The classic vampire story is hugely well-trodden ground within the horror genre, and it takes something truly refreshing to stake its claim as treading unfettered ground. Blade did it in 1998 with its slick aesthetics and witty script, and Twilight did it a decade later by introducing young adult audiences to the bloodsucking undead. In steps Jakob’s Wife, a Shudder original film out on DVD and Blu-Ray now, that also attempts to leave an indelible bite-mark on this subgenre.
Very aptly titled, Jakob’s Wife follows Anne (Barbara Crampton), a middle-aged housewife married to the local minister (Larry Fessenden). Theirs is a relationship devoid of much love, brimming with distance, secrets, and forlorn desires. A chance encounter with a supernatural being leaves Anne with a series of vampiric powers, through which she discovers the gifts of agency and self-determination – all while contending with a rising body count.
As this brief synopsis may suggest, Jakob’s Wife is refreshingly open with its premise. The screenplay, from Kathy Charles, Mark Steensland, and director Travis Stevens, makes no effort to hide the newfound emancipation of Anne’s vampiric tendencies, but this is far from a bad thing. It’s an honest and forthcoming presentation of the metaphor, that being held back in an incompatible marriage doesn’t have to be the end for Anne. It’s anchored by a really strong performance by star-cum-producer Crampton, who really nails the instant coldness required as Anne’s transformation takes shape.
In many ways, Jakob’s Wife feels like Gone Girl crossed with Dracula; the latest in the canon of female-led ‘good for her’ stories where, despite some moral misgivings, it’s hard not to see where the feminist message comes from. Your expectations of the vampire plot structure — where the protagonist slowly loses any semblance of humanity — is cleverly subverted here, akin to something like The Vampire Diaries in how Anne retains her personality after her transformation. She’s enlightened by a bite from the grotesque ‘Master’ vampire (Bonnie Aarons), defiled by evil but still gaining a twisted sort of independence from it.
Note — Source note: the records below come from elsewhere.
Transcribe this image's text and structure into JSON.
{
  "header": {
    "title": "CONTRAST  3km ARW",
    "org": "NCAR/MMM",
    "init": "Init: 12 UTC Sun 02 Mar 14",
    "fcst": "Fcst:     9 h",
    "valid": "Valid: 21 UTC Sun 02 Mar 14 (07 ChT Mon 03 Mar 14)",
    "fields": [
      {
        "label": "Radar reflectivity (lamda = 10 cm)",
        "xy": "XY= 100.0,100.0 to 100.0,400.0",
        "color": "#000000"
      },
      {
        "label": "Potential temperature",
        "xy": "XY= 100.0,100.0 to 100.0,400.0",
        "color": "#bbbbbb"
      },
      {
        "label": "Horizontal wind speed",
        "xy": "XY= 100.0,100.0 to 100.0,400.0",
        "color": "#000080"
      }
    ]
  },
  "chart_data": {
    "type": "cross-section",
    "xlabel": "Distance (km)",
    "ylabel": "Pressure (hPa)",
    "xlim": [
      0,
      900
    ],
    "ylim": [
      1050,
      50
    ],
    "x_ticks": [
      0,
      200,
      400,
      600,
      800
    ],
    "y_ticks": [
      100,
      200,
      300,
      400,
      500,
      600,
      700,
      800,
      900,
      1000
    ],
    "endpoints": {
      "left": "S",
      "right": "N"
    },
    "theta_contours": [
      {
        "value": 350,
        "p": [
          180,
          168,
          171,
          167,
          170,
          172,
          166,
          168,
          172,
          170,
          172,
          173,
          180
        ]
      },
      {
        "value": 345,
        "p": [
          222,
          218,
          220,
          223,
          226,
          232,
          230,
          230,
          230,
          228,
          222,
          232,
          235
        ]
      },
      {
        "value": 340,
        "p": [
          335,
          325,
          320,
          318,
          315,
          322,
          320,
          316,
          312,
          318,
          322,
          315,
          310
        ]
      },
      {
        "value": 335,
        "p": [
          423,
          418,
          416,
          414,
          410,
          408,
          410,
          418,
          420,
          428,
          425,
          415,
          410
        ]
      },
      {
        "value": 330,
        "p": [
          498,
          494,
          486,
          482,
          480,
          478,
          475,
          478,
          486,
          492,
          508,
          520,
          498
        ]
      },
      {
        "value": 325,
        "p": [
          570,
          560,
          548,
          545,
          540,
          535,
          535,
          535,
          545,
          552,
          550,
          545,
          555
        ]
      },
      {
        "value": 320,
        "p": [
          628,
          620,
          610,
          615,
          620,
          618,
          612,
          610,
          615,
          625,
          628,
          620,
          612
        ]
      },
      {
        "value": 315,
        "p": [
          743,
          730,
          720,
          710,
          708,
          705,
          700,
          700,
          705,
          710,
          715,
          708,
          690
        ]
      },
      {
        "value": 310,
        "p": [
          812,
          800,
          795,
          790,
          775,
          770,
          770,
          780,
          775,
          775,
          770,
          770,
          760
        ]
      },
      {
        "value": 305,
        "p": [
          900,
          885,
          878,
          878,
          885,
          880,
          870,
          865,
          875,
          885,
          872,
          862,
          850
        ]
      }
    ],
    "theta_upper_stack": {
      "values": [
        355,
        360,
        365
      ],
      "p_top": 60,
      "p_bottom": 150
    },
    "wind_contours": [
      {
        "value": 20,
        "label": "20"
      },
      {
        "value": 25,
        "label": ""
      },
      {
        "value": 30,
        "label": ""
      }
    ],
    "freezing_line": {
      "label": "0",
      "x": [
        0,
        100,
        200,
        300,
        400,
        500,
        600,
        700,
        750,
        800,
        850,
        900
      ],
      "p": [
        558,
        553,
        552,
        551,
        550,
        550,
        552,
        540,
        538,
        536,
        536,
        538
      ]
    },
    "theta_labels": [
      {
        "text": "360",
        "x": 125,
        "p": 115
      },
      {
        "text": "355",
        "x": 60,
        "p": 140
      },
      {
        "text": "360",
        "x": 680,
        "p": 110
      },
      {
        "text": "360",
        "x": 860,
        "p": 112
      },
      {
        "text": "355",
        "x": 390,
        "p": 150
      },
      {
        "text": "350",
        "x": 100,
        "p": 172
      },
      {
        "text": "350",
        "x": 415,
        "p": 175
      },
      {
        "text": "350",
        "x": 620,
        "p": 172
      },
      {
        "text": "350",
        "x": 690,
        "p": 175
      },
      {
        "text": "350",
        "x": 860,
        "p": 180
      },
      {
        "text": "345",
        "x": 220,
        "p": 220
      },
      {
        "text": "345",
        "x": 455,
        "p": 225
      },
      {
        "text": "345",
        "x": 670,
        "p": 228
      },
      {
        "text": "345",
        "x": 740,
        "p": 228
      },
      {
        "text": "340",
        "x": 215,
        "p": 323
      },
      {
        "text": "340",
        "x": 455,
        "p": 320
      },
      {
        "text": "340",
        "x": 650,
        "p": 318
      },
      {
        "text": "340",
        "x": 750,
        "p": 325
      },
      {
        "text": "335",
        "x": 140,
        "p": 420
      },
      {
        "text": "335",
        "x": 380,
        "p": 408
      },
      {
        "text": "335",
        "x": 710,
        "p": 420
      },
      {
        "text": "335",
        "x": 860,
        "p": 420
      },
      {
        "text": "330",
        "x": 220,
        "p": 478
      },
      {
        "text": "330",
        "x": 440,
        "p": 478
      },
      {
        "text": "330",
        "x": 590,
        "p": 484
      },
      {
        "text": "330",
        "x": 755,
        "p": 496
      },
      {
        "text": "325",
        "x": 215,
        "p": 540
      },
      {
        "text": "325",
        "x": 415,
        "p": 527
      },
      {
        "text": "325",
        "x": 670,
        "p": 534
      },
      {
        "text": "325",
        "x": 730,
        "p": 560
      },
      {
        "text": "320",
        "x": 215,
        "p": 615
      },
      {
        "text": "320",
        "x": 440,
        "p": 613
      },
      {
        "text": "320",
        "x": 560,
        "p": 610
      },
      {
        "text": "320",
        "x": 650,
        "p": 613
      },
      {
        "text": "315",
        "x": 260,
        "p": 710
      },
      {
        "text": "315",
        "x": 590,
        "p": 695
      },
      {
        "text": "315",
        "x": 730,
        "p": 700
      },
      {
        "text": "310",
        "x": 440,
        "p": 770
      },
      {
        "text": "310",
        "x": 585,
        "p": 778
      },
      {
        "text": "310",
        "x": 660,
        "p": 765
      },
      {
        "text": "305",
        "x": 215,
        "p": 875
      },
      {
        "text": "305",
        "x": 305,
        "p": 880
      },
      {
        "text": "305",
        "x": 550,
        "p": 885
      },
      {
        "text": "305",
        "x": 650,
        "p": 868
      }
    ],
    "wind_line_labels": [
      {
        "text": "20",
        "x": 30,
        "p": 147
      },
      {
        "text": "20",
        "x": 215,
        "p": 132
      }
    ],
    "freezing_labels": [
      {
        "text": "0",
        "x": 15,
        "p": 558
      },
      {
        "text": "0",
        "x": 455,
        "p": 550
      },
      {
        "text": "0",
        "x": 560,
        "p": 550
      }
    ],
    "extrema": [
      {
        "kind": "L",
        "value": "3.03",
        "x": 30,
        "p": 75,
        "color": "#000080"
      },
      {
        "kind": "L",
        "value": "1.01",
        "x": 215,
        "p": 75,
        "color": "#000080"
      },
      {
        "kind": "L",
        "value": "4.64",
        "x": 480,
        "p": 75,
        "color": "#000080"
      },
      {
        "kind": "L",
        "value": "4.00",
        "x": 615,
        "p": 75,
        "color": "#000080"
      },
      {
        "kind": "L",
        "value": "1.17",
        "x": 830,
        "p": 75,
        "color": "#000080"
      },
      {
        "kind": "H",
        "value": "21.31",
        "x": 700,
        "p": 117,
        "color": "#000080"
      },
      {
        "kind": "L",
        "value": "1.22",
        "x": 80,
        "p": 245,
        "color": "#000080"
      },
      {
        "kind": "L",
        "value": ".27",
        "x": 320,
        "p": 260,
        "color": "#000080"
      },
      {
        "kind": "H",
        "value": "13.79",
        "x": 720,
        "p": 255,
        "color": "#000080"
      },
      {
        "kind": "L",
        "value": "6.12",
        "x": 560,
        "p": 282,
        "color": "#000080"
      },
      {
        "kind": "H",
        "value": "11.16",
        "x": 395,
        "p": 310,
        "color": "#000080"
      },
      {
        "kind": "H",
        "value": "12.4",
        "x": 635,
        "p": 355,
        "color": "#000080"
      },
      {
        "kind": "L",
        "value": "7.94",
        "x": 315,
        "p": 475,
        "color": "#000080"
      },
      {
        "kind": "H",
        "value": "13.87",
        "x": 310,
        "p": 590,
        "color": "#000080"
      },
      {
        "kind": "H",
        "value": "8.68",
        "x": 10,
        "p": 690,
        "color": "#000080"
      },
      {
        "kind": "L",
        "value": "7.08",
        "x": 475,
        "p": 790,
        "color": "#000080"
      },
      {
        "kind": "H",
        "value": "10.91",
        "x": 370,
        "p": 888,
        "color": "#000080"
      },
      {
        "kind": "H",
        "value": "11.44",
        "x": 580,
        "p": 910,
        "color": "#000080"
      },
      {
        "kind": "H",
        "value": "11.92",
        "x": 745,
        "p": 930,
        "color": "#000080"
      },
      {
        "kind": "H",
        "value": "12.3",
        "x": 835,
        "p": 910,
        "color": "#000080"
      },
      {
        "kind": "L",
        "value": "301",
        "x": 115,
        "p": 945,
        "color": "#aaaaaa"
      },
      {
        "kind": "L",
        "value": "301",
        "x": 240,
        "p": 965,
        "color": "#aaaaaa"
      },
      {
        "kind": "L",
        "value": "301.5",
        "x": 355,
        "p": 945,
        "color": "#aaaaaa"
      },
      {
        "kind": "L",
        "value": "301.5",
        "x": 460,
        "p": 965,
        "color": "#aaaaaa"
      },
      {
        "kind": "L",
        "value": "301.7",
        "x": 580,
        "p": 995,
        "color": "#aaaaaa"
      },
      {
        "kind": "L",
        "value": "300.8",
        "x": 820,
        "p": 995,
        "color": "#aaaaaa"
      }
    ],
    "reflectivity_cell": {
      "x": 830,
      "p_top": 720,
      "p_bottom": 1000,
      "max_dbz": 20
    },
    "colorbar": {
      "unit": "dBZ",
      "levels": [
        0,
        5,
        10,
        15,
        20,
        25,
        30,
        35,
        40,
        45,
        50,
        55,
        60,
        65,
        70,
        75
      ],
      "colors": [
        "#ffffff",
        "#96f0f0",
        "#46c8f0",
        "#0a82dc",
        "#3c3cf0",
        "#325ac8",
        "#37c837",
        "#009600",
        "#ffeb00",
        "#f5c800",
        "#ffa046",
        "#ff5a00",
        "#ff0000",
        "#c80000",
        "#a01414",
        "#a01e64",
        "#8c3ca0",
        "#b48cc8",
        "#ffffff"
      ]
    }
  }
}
Fear not, though, as Jakob’s Wife takes itself nowhere near as seriously as its contemporaries. While the script isn’t brimming with punchlines or wacky moments, it’s an unquestionably light-hearted affair. Gallons upon gallons of practical blood spurt across the screen whenever a neck is torn, and a particularly wacky death scene involving rats will no doubt arise a wry smile. The only shame is that the screenplay itself isn’t funnier, as there was certainly room here to go for a pseudo-satire on the vampire genre.
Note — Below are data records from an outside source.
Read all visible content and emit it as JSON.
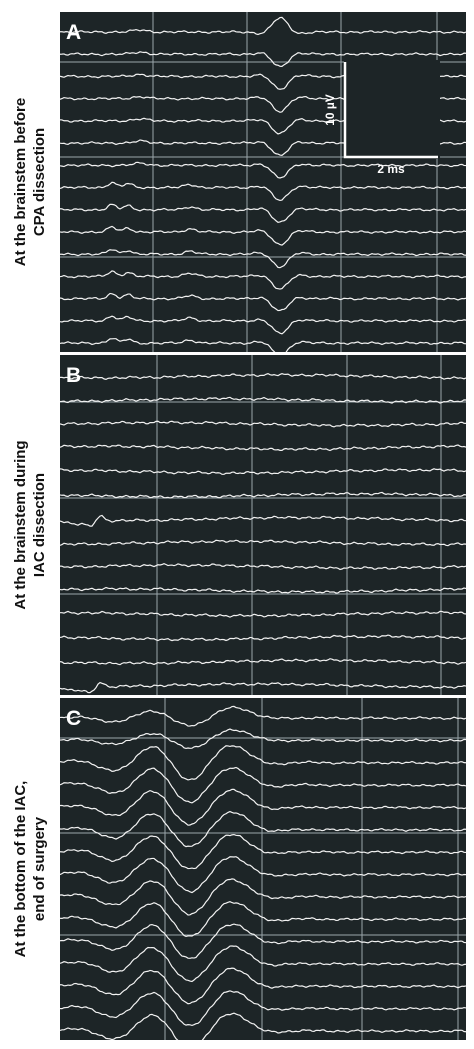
{
  "panels": [
    {
      "letter": "A",
      "label": [
        "At the brainstem before",
        "CPA dissection"
      ]
    },
    {
      "letter": "B",
      "label": [
        "At the brainstem during",
        "IAC dissection"
      ]
    },
    {
      "letter": "C",
      "label": [
        "At the bottom of the IAC,",
        "end of surgery"
      ]
    }
  ],
  "scale_bar": {
    "voltage": "10 µV",
    "time": "2 ms"
  }
}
But that’s a minor gripe in a horror that won’t revolutionise the vampire model, but does come through with an undeniably singular spin. Jakob’s Wife is a witty commentary on patriarchy and the unbalanced nature of male power, while also managing to satisfy horror fans in the meantime. In that sense it’ll no doubt bring back memories of Shudder’s Lucky, which was equally audacious with its approach. Overall then, it makes Jakob’s Wife a fun watch that has more to say than a lot of its contemporaries.
Jakob’s Wife is out now on Blu-Ray, DVD, and digital from Acorn Media.